Thus, I'm making a point of noting here that Birdstep got their issue solved (or at least diagnosed) thanks to the Q+A section in SEOmoz PRO. I do think we offer a good service, and I really do believe in it; I think I'm just a bit shy about self-promotion.
I dont think you should be shy of self promotion. Its not really promotion if you are stating a fact! lol. Pro membership does help. And QnA is one of the best ways to make use of resources not available to most SEOs: A second opinion or a pair of professional eyes.

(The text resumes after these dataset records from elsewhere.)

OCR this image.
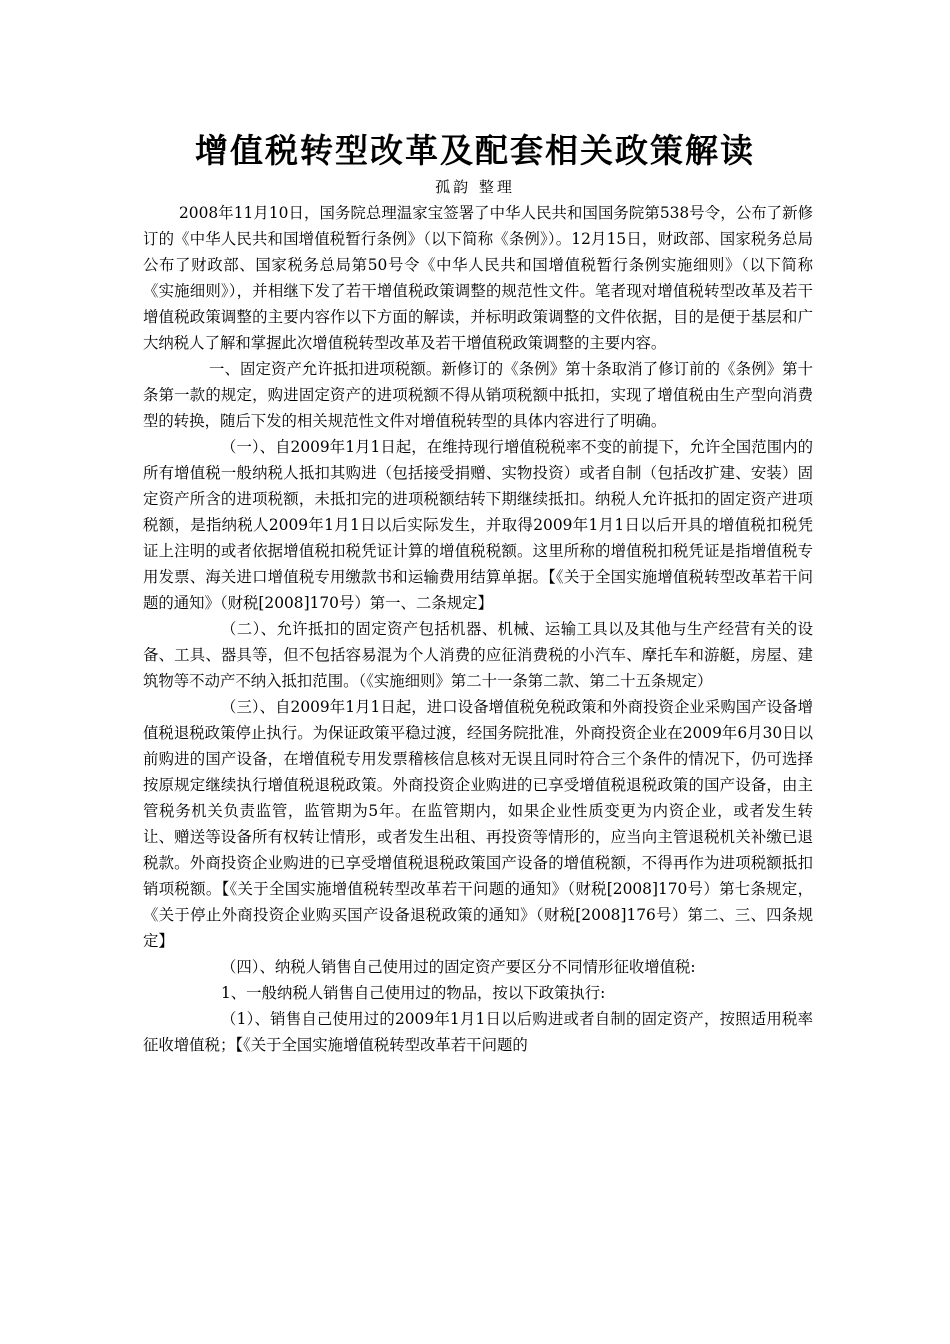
增值税转型改革及配套相关政策解读
孤韵 整理

2008年11月10日，国务院总理温家宝签署了中华人民共和国国务院第538号令，公布了新修订的《中华人民共和国增值税暂行条例》（以下简称《条例》）。12月15日，财政部、国家税务总局公布了财政部、国家税务总局第50号令《中华人民共和国增值税暂行条例实施细则》（以下简称《实施细则》），并相继下发了若干增值税政策调整的规范性文件。笔者现对增值税转型改革及若干增值税政策调整的主要内容作以下方面的解读，并标明政策调整的文件依据，目的是便于基层和广大纳税人了解和掌握此次增值税转型改革及若干增值税政策调整的主要内容。

一、固定资产允许抵扣进项税额。新修订的《条例》第十条取消了修订前的《条例》第十条第一款的规定，购进固定资产的进项税额不得从销项税额中抵扣，实现了增值税由生产型向消费型的转换，随后下发的相关规范性文件对增值税转型的具体内容进行了明确。

（一）、自2009年1月1日起，在维持现行增值税税率不变的前提下，允许全国范围内的所有增值税一般纳税人抵扣其购进（包括接受捐赠、实物投资）或者自制（包括改扩建、安装）固定资产所含的进项税额，未抵扣完的进项税额结转下期继续抵扣。纳税人允许抵扣的固定资产进项税额，是指纳税人2009年1月1日以后实际发生，并取得2009年1月1日以后开具的增值税扣税凭证上注明的或者依据增值税扣税凭证计算的增值税税额。这里所称的增值税扣税凭证是指增值税专用发票、海关进口增值税专用缴款书和运输费用结算单据。【《关于全国实施增值税转型改革若干问题的通知》（财税[2008]170号）第一、二条规定】

（二）、允许抵扣的固定资产包括机器、机械、运输工具以及其他与生产经营有关的设备、工具、器具等，但不包括容易混为个人消费的应征消费税的小汽车、摩托车和游艇，房屋、建筑物等不动产不纳入抵扣范围。（《实施细则》第二十一条第二款、第二十五条规定）

（三）、自2009年1月1日起，进口设备增值税免税政策和外商投资企业采购国产设备增值税退税政策停止执行。为保证政策平稳过渡，经国务院批准，外商投资企业在2009年6月30日以前购进的国产设备，在增值税专用发票稽核信息核对无误且同时符合三个条件的情况下，仍可选择按原规定继续执行增值税退税政策。外商投资企业购进的已享受增值税退税政策的国产设备，由主管税务机关负责监管，监管期为5年。在监管期内，如果企业性质变更为内资企业，或者发生转让、赠送等设备所有权转让情形，或者发生出租、再投资等情形的，应当向主管退税机关补缴已退税款。外商投资企业购进的已享受增值税退税政策国产设备的增值税额，不得再作为进项税额抵扣销项税额。【《关于全国实施增值税转型改革若干问题的通知》（财税[2008]170号）第七条规定，《关于停止外商投资企业购买国产设备退税政策的通知》（财税[2008]176号）第二、三、四条规定】

（四）、纳税人销售自己使用过的固定资产要区分不同情形征收增值税:

1、一般纳税人销售自己使用过的物品，按以下政策执行:

（1）、销售自己使用过的2009年1月1日以后购进或者自制的固定资产，按照适用税率征收增值税；【《关于全国实施增值税转型改革若干问题的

while eating a pork pie, and taking time to catch up on my rss.. i found this,
Personally I would have started at the robots.txt file , in turning finding a xml site map, in turn finding this :
https://www.birdstep.com/upload/sitemap/sitemap-DB.xml
which shows me that the webmaster has made a mistake, the xml links are all lower case giving a Google QI to what to index.. looking at the server headers things get silly .. so fix the Urls or at least fix your xml sitemap.
DaveN
When you say headers get silly what do you mean?
Client is useing a CMS that by default sets all names that gets used in urls a capital letter. Yes, I know that it's silly as you want all lowercase in all urls, but as the CMS automaticly create capital catalouge names in the url the sitemap is generated (by the CMS) reflecting the actually structure of the system.
It's even like if you enter /database/ into the url you get redirected to /Database/ automaticly by the system
But maby I'm not understanding what you said needed to be changed.
Sorry if my questions and focus on the actually site rather then the hidden link and by that went far of topic.
Per - I think Dave's just suggesting that since the URLs all resolve to /Database/, you should remove the /database/ (small "d") in the sitemap and replace them with Big "D"s.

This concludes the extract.